Dabei ist mir aufgefallen, dass du, wie in einer Art Sonett, abwechselnd Strophen von drei und vier Versen verwendest.
Das tust du konsequent, es kann also kein Zufall sein.
Die erste Strophe erinnert mich an eine Flughafenhalle, aber der Titel bringt mich davon weg. Es muss eine Stadt in der Nacht sein, die beleuchteten Wegen die Straßen.
"Aus engen Fensterreihen..." Sind das die Augen der Passanten?
"Durch Schüsselwände empfängt man die Heimat in HD." Als ich das las, dachte ich, du bist im Urlaub in einem Hotelzimmer.
Die vierte Strophe hättest du nicht als "Quartett" gestalten sollen, denn das, bei den Japanern mindestens, bringt Unglück.
"Niemand beseitigt den Dreck zwischen uns, die Stadtreinigung ist Alibi." Das ist eine Schlüsselaussage. Dieser Satz enthält eine ganze Philosophie, eine bittere Wahrheit. Es lädt zum Nachdenken ein. Das lässt mich an die Worte Jesu denken: "Qui habet aures, audiat."

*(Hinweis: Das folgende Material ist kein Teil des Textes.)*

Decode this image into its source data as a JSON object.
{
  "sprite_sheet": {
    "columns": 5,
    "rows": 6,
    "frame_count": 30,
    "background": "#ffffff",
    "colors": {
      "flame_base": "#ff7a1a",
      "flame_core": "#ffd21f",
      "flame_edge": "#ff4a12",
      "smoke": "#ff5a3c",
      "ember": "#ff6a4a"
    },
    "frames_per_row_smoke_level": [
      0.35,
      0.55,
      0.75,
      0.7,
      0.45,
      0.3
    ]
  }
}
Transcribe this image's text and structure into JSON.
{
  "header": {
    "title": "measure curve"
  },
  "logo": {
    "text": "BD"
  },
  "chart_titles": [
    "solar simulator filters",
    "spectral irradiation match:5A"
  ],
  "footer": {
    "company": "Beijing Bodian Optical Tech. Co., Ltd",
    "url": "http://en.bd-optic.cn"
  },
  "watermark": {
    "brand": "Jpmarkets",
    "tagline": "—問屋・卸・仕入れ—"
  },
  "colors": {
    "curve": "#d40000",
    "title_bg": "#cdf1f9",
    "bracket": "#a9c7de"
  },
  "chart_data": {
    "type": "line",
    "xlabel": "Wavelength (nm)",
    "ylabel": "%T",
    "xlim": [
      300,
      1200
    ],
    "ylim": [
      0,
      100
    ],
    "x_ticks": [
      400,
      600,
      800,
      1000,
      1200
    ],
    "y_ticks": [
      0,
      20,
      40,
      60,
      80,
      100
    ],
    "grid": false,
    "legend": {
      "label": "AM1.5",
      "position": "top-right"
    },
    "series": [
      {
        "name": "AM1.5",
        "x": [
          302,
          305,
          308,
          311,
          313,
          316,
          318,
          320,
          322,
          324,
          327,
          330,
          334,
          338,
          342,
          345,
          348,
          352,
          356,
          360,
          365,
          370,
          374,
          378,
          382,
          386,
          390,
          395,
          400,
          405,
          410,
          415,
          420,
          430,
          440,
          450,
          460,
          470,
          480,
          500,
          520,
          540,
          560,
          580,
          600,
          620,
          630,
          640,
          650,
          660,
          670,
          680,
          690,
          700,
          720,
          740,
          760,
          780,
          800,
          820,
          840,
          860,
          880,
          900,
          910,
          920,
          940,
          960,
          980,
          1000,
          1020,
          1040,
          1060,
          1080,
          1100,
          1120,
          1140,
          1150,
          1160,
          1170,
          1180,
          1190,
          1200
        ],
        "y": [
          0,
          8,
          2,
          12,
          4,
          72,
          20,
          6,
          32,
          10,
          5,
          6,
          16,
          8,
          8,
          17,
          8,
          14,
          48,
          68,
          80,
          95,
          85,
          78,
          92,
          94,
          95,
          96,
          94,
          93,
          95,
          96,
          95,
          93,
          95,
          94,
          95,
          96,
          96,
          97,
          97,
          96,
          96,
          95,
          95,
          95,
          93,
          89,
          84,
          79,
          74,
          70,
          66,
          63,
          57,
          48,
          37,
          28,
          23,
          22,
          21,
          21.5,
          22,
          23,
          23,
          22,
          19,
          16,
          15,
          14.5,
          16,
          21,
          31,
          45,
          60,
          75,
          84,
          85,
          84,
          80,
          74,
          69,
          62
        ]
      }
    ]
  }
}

Die nächste Strophe ist ... zynisch? Ohne "noch" wäre sie vielleicht wirkungsvoller.
"In den Dönerbuden blüht das Geschäft." Interessant wie ausländische Wörter uns den Speichel im Munde treiben. So wie früher "Hotdog". Wir pendeln zwischen Pizza und Döner. Das wissen die Türken und haben den Begriff "türkische Pizza" eingeführt.
Die vorletzte Strophe, finde ich, tanzt aus der Reihe, schwächt das Ganze.
"Regen verschlägt Fensterscheiben."
"Die Kälte erinnert an Wärme." Tut sie das?
Ich hoffe, du bist nicht ganz unzufrieden mit meinen dilettantischen Interpretationen.